Waiter, There's a Lawyer in My Soup
Austin attorney blasted for trying to extract money from several restaurants
Two weeks ago, Chicksports Inc. was an unknown entity headed by Mina Brees, an Austin lawyer who has lain low since her unsuccessful bid for a seat on the Texas Court of Appeals three years ago.
Today, Chicksports is out of business, and Brees, the mother of New Orleans Saints quarterback Drew Brees, is the target of widespread ridicule in the blogosphere after a July 28 Houston Chronicle story reported on her attempt to squeeze money from Houston restaurant owners by offering them the "opportunity" to purchase the rights to the name of their own business. Brees informed the owners that their names on file at the county clerk's office had expired, and Chicksports, as the new owner of these assumed names, was willing to sell them back to the restaurants – for a mere $20,000 or, in some cases, $25,000. She gave them until Aug. 14 to respond.
Two days after the story broke, Brees filed to dissolve Chicksports, according to secretary of state records. Brees did not return a phone call or e-mail requesting an interview. "She's not going to talk to you," her husband, Daniel Sowada, said. "She's already been assassinated by what's been reported." Sowada said Brees shuttered Chicksports "for personal and professional reasons."
Several Austin restaurants received similar letters, each one addressed "to whom it may concern." "When I got the letter from Mina Brees, the first thing I did was laugh," said Mark Paul, who co-owns wink and ZOOT restaurants with Stewart Scruggs. "The second thing I did, I picked up the phone and called my lawyer to make sure I was laughing at the right thing." His attorney assured him he was; then the lawyer, Todd Reed of the Jackson Walker law firm, fired off a sharply worded dispatch to Brees. "Your letter clearly indicates your misunderstanding of Texas state business law [and state and federal trademark laws]," Reed wrote, adding it "borders (if not crosses) the line of actionable conduct against you and Chicksports." Referring to the stir Brees had also caused in the Houston restaurant community, Reed described her effort to extract money as "nothing more than an unreasoned and unjustified form of extortion."
In Texas, businesses aren't required to file an assumed name if they've incorporated under the same name as their business. "Once you have the name, it's yours," said Glen Garey, general counsel for the Texas Restaurant Association. He said the TRA had also fielded calls from owners of three Austin restaurants – Chez Nous, Fonda San Miguel, and Carmelo's, the Houston location of which also received a letter. Garey suspects even more Austin businesses were targeted. "No one has anything to fear from that letter," he said. The TRA has posted an alert notice on its website, which begins with some sage advice: "DO NOT PAY."
The exact nature of Chicksports is unclear.

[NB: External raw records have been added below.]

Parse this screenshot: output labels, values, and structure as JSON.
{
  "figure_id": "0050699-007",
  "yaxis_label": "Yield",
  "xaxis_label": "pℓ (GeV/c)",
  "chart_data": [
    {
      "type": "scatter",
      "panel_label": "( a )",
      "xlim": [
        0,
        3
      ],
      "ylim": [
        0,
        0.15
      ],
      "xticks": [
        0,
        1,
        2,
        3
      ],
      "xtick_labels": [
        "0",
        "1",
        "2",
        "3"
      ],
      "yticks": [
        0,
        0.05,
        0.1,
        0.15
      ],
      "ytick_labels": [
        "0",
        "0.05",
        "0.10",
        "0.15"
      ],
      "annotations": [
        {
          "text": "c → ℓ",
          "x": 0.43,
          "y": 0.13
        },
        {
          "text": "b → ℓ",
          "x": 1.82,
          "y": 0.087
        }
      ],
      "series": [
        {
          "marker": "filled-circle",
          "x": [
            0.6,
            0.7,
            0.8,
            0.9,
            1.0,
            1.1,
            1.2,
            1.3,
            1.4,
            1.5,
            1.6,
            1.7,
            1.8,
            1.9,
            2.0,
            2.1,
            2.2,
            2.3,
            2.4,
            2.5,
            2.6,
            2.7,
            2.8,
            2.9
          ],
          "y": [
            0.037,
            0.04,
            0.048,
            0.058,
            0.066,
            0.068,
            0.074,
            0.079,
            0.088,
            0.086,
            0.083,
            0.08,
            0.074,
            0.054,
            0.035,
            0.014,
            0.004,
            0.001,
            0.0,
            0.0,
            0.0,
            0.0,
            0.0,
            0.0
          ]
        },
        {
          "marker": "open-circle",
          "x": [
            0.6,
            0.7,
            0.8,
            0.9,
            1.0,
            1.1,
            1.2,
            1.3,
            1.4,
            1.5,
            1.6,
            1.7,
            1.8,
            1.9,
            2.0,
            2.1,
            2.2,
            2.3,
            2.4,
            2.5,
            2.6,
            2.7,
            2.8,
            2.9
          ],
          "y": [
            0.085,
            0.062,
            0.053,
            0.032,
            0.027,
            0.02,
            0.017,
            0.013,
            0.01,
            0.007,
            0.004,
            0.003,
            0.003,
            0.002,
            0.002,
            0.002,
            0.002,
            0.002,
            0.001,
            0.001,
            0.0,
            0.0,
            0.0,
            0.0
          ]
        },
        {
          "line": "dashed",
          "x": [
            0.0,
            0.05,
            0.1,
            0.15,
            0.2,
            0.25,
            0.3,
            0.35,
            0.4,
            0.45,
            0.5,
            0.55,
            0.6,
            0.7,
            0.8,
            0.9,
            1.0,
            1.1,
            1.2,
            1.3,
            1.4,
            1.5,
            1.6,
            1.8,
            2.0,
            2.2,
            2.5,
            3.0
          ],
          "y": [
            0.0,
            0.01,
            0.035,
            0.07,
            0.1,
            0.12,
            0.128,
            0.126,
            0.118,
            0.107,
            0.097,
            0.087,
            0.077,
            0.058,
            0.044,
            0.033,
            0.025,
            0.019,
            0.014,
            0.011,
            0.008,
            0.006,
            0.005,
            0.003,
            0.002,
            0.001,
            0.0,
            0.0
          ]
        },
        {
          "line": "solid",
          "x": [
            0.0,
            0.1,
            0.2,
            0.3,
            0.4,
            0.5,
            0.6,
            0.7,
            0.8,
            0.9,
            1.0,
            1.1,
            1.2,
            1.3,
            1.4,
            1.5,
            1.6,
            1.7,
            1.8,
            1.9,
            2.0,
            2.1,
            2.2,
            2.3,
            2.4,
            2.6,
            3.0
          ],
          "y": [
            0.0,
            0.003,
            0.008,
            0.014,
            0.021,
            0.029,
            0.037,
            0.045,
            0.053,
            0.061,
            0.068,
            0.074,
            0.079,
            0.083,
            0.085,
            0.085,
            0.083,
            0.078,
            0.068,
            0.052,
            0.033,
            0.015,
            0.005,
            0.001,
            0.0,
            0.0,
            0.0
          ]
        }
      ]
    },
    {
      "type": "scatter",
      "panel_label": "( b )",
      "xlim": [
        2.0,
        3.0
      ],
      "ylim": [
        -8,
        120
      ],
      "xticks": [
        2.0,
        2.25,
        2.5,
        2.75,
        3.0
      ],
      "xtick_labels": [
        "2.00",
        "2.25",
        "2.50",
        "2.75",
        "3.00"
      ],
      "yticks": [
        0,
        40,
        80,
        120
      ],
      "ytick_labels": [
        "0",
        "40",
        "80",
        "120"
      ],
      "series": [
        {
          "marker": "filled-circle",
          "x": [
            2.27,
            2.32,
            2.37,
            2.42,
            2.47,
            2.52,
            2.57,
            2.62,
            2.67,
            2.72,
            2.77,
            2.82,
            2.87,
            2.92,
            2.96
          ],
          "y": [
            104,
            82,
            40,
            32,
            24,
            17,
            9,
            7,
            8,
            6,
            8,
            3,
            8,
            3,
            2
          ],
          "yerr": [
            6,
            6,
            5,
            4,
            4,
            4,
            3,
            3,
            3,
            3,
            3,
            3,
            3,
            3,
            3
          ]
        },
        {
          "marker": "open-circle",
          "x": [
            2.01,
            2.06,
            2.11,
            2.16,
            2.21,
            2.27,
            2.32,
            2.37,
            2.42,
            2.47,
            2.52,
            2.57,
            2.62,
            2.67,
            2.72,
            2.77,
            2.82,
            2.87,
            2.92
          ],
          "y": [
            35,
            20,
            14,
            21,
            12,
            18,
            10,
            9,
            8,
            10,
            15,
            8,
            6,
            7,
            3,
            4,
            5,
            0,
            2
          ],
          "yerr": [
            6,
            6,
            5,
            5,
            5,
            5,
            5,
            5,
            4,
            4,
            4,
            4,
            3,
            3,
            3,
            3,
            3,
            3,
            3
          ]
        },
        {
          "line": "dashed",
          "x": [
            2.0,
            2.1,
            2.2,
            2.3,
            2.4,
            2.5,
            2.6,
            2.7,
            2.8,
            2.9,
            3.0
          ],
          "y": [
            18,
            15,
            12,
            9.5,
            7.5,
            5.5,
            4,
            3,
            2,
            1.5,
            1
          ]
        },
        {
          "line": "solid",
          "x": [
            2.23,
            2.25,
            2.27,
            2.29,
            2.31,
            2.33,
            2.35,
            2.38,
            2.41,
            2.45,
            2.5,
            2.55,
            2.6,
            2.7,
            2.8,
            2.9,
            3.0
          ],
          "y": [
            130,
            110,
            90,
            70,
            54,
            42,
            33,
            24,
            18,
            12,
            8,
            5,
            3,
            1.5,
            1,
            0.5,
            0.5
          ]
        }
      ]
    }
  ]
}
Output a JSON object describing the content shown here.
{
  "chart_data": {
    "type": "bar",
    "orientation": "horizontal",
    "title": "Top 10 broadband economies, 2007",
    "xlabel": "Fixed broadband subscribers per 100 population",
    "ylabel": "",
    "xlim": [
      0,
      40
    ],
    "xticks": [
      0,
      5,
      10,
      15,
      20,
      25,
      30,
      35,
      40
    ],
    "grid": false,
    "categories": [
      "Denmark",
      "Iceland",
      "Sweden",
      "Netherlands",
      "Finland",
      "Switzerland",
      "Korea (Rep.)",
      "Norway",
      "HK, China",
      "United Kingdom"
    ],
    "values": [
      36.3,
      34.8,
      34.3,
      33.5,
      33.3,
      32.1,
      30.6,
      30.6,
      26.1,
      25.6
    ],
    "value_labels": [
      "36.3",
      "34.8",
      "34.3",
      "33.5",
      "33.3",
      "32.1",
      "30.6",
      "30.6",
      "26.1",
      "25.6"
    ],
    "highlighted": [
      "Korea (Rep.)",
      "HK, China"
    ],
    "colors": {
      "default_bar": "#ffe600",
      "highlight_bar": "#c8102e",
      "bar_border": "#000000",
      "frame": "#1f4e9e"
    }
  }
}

The company incorporated in 1997 with Brees named as its registered agent and sole director, according to records on file with the secretary of state. A tax forfeiture notice was levied against the business in 2001 for failure to file a franchise tax report in 2000. Brees paid a $160 fine, and the company was reinstated in 2004, records show.
Brees' political campaign for the appeals court attracted national attention when her son demanded she remove him from her campaign ads. At the time, he told the Austin American-Statesman that his relationship with his mother was "nonexistent." Other news sources have reported that the mother and son had a falling-out over the NFL player's refusal to hire his mother as his agent.
Whatever reasons Mina Brees had for trying to gain financial benefit from assumed names, restaurant owners Paul and Scruggs, and likely others, still had to shell out money for legal counsel to deal with the hassle.
"As small-business owners, we spend lots of time and lots of money dealing with a lot of crap. This is just another speed bump," Paul said. Still, he's concerned that some business owners might have panicked and tried to settle with Brees. "Small-business owners are trying their best just to survive right now. And to have a predator come into their midst and distract them is: 1) unhelpful, 2) predatory, and 3) of questionable ethics. I'm disgusted that somebody would try to do that."